People Love To Know About People
(A Classic essay by Andrew Ferguson)
I am one of those folks Barbra Streisand sang about so dramatically, the people who read People.
Each Tuesday my issues arrives, under my wife’s name, and I gobble it up like a giant eclair, in private, in wolfish gulps. Having done so I do not feel, pace Barbra, like the luckiest people in the world. In fact I feel sort of dazed, as though I had just been pummeled at high velocity by hundreds of thousands of tiny marshmallows.
Perhaps you think I’m slumming. I am not slumming. I do not disdain People; I love it. In a pop culture suffused in irony, fevered by cleverness, People is dead to irony, immune to cleverness. I love its reassuring predictability, its knack for reducing everything to the same level of inconsequence. In my current issue, for example, the death of the Resistance fighter who hid Anne Frank’s family is noted alongside the announcement that Alex Trebek and his lovely wife are expecting their second child. Birth and Death, the renewal of Life: it’s like, you know, the Great Mandala.

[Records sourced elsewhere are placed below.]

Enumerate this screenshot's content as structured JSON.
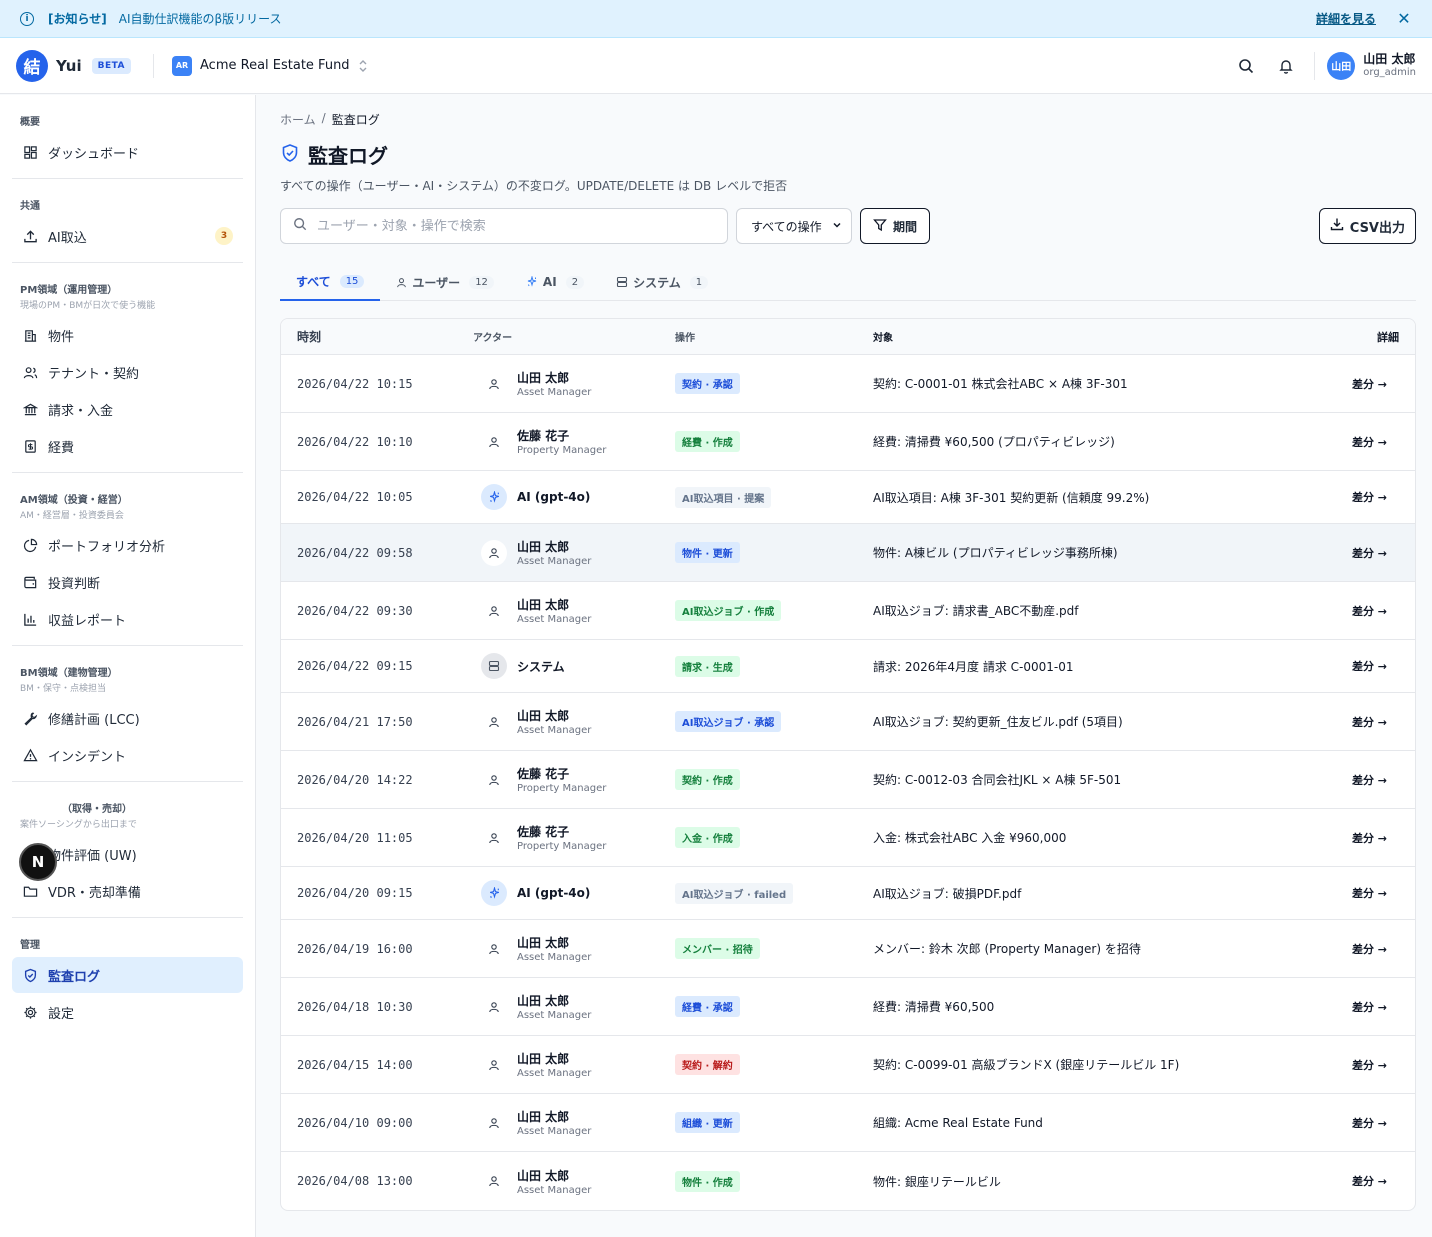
{
  "announcement": {
    "tag": "[お知らせ]",
    "text": "AI自動仕訳機能のβ版リリース",
    "link": "詳細を見る",
    "close": "✕"
  },
  "header": {
    "logo_char": "結",
    "brand": "Yui",
    "beta": "BETA",
    "org_badge": "AR",
    "org_name": "Acme Real Estate Fund",
    "user_avatar": "山田",
    "user_name": "山田 太郎",
    "user_role": "org_admin"
  },
  "sidebar": {
    "sections": [
      {
        "title": "概要",
        "items": [
          {
            "label": "ダッシュボード",
            "icon": "dashboard-icon"
          }
        ]
      },
      {
        "title": "共通",
        "items": [
          {
            "label": "AI取込",
            "icon": "upload-icon",
            "count": "3"
          }
        ]
      },
      {
        "title": "PM領域（運用管理）",
        "sub": "現場のPM・BMが日次で使う機能",
        "items": [
          {
            "label": "物件",
            "icon": "building-icon"
          },
          {
            "label": "テナント・契約",
            "icon": "users-icon"
          },
          {
            "label": "請求・入金",
            "icon": "bank-icon"
          },
          {
            "label": "経費",
            "icon": "receipt-icon"
          }
        ]
      },
      {
        "title": "AM領域（投資・経営）",
        "sub": "AM・経営層・投資委員会",
        "items": [
          {
            "label": "ポートフォリオ分析",
            "icon": "pie-chart-icon"
          },
          {
            "label": "投資判断",
            "icon": "wallet-icon"
          },
          {
            "label": "収益レポート",
            "icon": "bar-chart-icon"
          }
        ]
      },
      {
        "title": "BM領域（建物管理）",
        "sub": "BM・保守・点検担当",
        "items": [
          {
            "label": "修繕計画 (LCC)",
            "icon": "wrench-icon"
          },
          {
            "label": "インシデント",
            "icon": "alert-triangle-icon"
          }
        ]
      },
      {
        "title": "（取得・売却）",
        "sub": "案件ソーシングから出口まで",
        "items": [
          {
            "label": "物件評価 (UW)",
            "icon": "file-search-icon"
          },
          {
            "label": "VDR・売却準備",
            "icon": "folder-icon"
          }
        ]
      },
      {
        "title": "管理",
        "items": [
          {
            "label": "監査ログ",
            "icon": "shield-check-icon",
            "active": true
          },
          {
            "label": "設定",
            "icon": "gear-icon"
          }
        ]
      }
    ],
    "bubble": "N"
  },
  "main": {
    "breadcrumb": {
      "home": "ホーム",
      "sep": "/",
      "current": "監査ログ"
    },
    "title": "監査ログ",
    "subtitle": "すべての操作（ユーザー・AI・システム）の不変ログ。UPDATE/DELETE は DB レベルで拒否",
    "search_placeholder": "ユーザー・対象・操作で検索",
    "filter_select": "すべての操作",
    "period_button": "期間",
    "csv_button": "CSV出力",
    "tabs": [
      {
        "label": "すべて",
        "count": "15",
        "active": true
      },
      {
        "label": "ユーザー",
        "count": "12",
        "icon": "user-icon"
      },
      {
        "label": "AI",
        "count": "2",
        "icon": "sparkle-icon"
      },
      {
        "label": "システム",
        "count": "1",
        "icon": "server-icon"
      }
    ],
    "columns": {
      "time": "時刻",
      "actor": "アクター",
      "op": "操作",
      "target": "対象",
      "detail": "詳細"
    },
    "rows": [
      {
        "time": "2026/04/22 10:15",
        "actor_type": "user",
        "actor": "山田 太郎",
        "role": "Asset Manager",
        "op": "契約 · 承認",
        "color": "blue",
        "target": "契約: C-0001-01 株式会社ABC × A棟 3F-301",
        "detail": "差分 →"
      },
      {
        "time": "2026/04/22 10:10",
        "actor_type": "user",
        "actor": "佐藤 花子",
        "role": "Property Manager",
        "op": "経費 · 作成",
        "color": "green",
        "target": "経費: 清掃費 ¥60,500 (プロパティビレッジ)",
        "detail": "差分 →"
      },
      {
        "time": "2026/04/22 10:05",
        "actor_type": "ai",
        "actor": "AI (gpt-4o)",
        "role": "",
        "op": "AI取込項目 · 提案",
        "color": "gray",
        "target": "AI取込項目: A棟 3F-301 契約更新 (信頼度 99.2%)",
        "detail": "差分 →"
      },
      {
        "time": "2026/04/22 09:58",
        "actor_type": "user",
        "actor": "山田 太郎",
        "role": "Asset Manager",
        "op": "物件 · 更新",
        "color": "blue",
        "target": "物件: A棟ビル (プロパティビレッジ事務所棟)",
        "detail": "差分 →",
        "highlight": true
      },
      {
        "time": "2026/04/22 09:30",
        "actor_type": "user",
        "actor": "山田 太郎",
        "role": "Asset Manager",
        "op": "AI取込ジョブ · 作成",
        "color": "green",
        "target": "AI取込ジョブ: 請求書_ABC不動産.pdf",
        "detail": "差分 →"
      },
      {
        "time": "2026/04/22 09:15",
        "actor_type": "system",
        "actor": "システム",
        "role": "",
        "op": "請求 · 生成",
        "color": "green",
        "target": "請求: 2026年4月度 請求 C-0001-01",
        "detail": "差分 →"
      },
      {
        "time": "2026/04/21 17:50",
        "actor_type": "user",
        "actor": "山田 太郎",
        "role": "Asset Manager",
        "op": "AI取込ジョブ · 承認",
        "color": "blue",
        "target": "AI取込ジョブ: 契約更新_住友ビル.pdf (5項目)",
        "detail": "差分 →"
      },
      {
        "time": "2026/04/20 14:22",
        "actor_type": "user",
        "actor": "佐藤 花子",
        "role": "Property Manager",
        "op": "契約 · 作成",
        "color": "green",
        "target": "契約: C-0012-03 合同会社JKL × A棟 5F-501",
        "detail": "差分 →"
      },
      {
        "time": "2026/04/20 11:05",
        "actor_type": "user",
        "actor": "佐藤 花子",
        "role": "Property Manager",
        "op": "入金 · 作成",
        "color": "green",
        "target": "入金: 株式会社ABC 入金 ¥960,000",
        "detail": "差分 →"
      },
      {
        "time": "2026/04/20 09:15",
        "actor_type": "ai",
        "actor": "AI (gpt-4o)",
        "role": "",
        "op": "AI取込ジョブ · failed",
        "color": "gray",
        "target": "AI取込ジョブ: 破損PDF.pdf",
        "detail": "差分 →"
      },
      {
        "time": "2026/04/19 16:00",
        "actor_type": "user",
        "actor": "山田 太郎",
        "role": "Asset Manager",
        "op": "メンバー · 招待",
        "color": "green",
        "target": "メンバー: 鈴木 次郎 (Property Manager) を招待",
        "detail": "差分 →"
      },
      {
        "time": "2026/04/18 10:30",
        "actor_type": "user",
        "actor": "山田 太郎",
        "role": "Asset Manager",
        "op": "経費 · 承認",
        "color": "blue",
        "target": "経費: 清掃費 ¥60,500",
        "detail": "差分 →"
      },
      {
        "time": "2026/04/15 14:00",
        "actor_type": "user",
        "actor": "山田 太郎",
        "role": "Asset Manager",
        "op": "契約 · 解約",
        "color": "red",
        "target": "契約: C-0099-01 高級ブランドX (銀座リテールビル 1F)",
        "detail": "差分 →"
      },
      {
        "time": "2026/04/10 09:00",
        "actor_type": "user",
        "actor": "山田 太郎",
        "role": "Asset Manager",
        "op": "組織 · 更新",
        "color": "blue",
        "target": "組織: Acme Real Estate Fund",
        "detail": "差分 →"
      },
      {
        "time": "2026/04/08 13:00",
        "actor_type": "user",
        "actor": "山田 太郎",
        "role": "Asset Manager",
        "op": "物件 · 作成",
        "color": "green",
        "target": "物件: 銀座リテールビル",
        "detail": "差分 →"
      }
    ]
  }
}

People people know that each issue, from front to back, will be nearly identical to the one that preceded it. We do not like surprises. As I write, this week’s People features on its cover a toothsome TV actress who has taken a new lover even as she makes a startling comeback in a surprise hit series–as distinguished from next week’s issue, which will feature a toothsome country singer who has taken a new lover even as she makes a startling comeback with a surprise hit record–or Princess Di. But this week’s issue does contain a surprise: a jarring note to rouse us from the pleasant catalepsy that People induces in its readers as part of a sacred compact.
On page one, in the space usually reserved for a publisher’s note, we find instead a “letter” from People’s managing editor. It takes the form of a tribute to the magazine’s rounding managing editor, Richard Stolley, on the occasion of his retirement. In such circumstances overstatement is forgivable: memorial prose, said Malcolm Muggeridge, is always noteworthy for its “prevailing flavor of syrupy insincerity.” The problem here, though, is not insincerity but sincerity; there is little doubt that the letter means what it says. Mr. Stolley is praised, as he should be, for rounding People. But he is praised for even more: we are told that he “all but single-handedly invented the genre of personality journalism.” Lights flash, sirens sound. Genre? Personality journalism? People readers are entitled to blanch. All along, in blissful torpor, we have assumed we were reading gossip vetted by fact-checkers and laundered by Time, Inc.’s lawyers. Gossip, in other words, delivered with a certain sobriety (all the pictures are in black and white), but gossip nonetheless: primped, plumped, and processed for the entertainment of all and the edification of none. You could of course dismiss this high-toned talk as you would any instance of title inflation. Gossip left to amateurs remains gossip. In the hands of highly paid professionals, it intensifies, by means of genrification, into “personality journalism.”I remember Ed Norton, the sewer worker on The Honeymooners, telling a pretty girl that his official title was “subterranean engineer.” But Mr. Stolley wants more than to assume the title of genre-founder. “People,” he is quoted as saying, “made the responsible but unrelenting study of personality and behavior a legitimate and even essential part of American journalism.” He even uses the word “craft.” It’s like Henny Youngman citing Bergson in defense of mother-in-law jokes. Mr. Stolley even says this: “Someone once described People as having changed the soul of American journalism.”
I want to know that person’s name. It is a commonplace that the sphere of publishable “news” has greatly expanded since People first appeared. Subjects once considered private are now deemed worthy of public attention. And People, as chicken or egg, surely played a part. That does not mean, as the magazine’s subterranean engineers seem to think, that they have thereby enlarged our store of truth. It would be interesting to compare one of People’s pieces of “personality journalism” with, say, a press release concocted by an MGM flack in the Forties. The range of subject matter would be different, of course the MGM flack would never have described his starlet’s undying devotion to her bastard children. But in both pieces of writing, the amount of genuine information would be about the same–which is to say, almost none.
And that’s just fine with me. People carries its own simple rewards, and not one of them involves the “unrelenting study of personality and behavior.” In any case, the magazine will survive its brief dip into pomposity. We people who read People know what we like, and the editors like giving it to us; Say’s Law holds us both in its immutable power. Where else can I learn–to choose a random item from this week’s issue–that Jane Seymour “is eager to quash rumors that she has an affinity for her leading men”? Quash, Jane! Quash, People! We hear you! That’s the magazine I know and love, and they can’t take that away from me.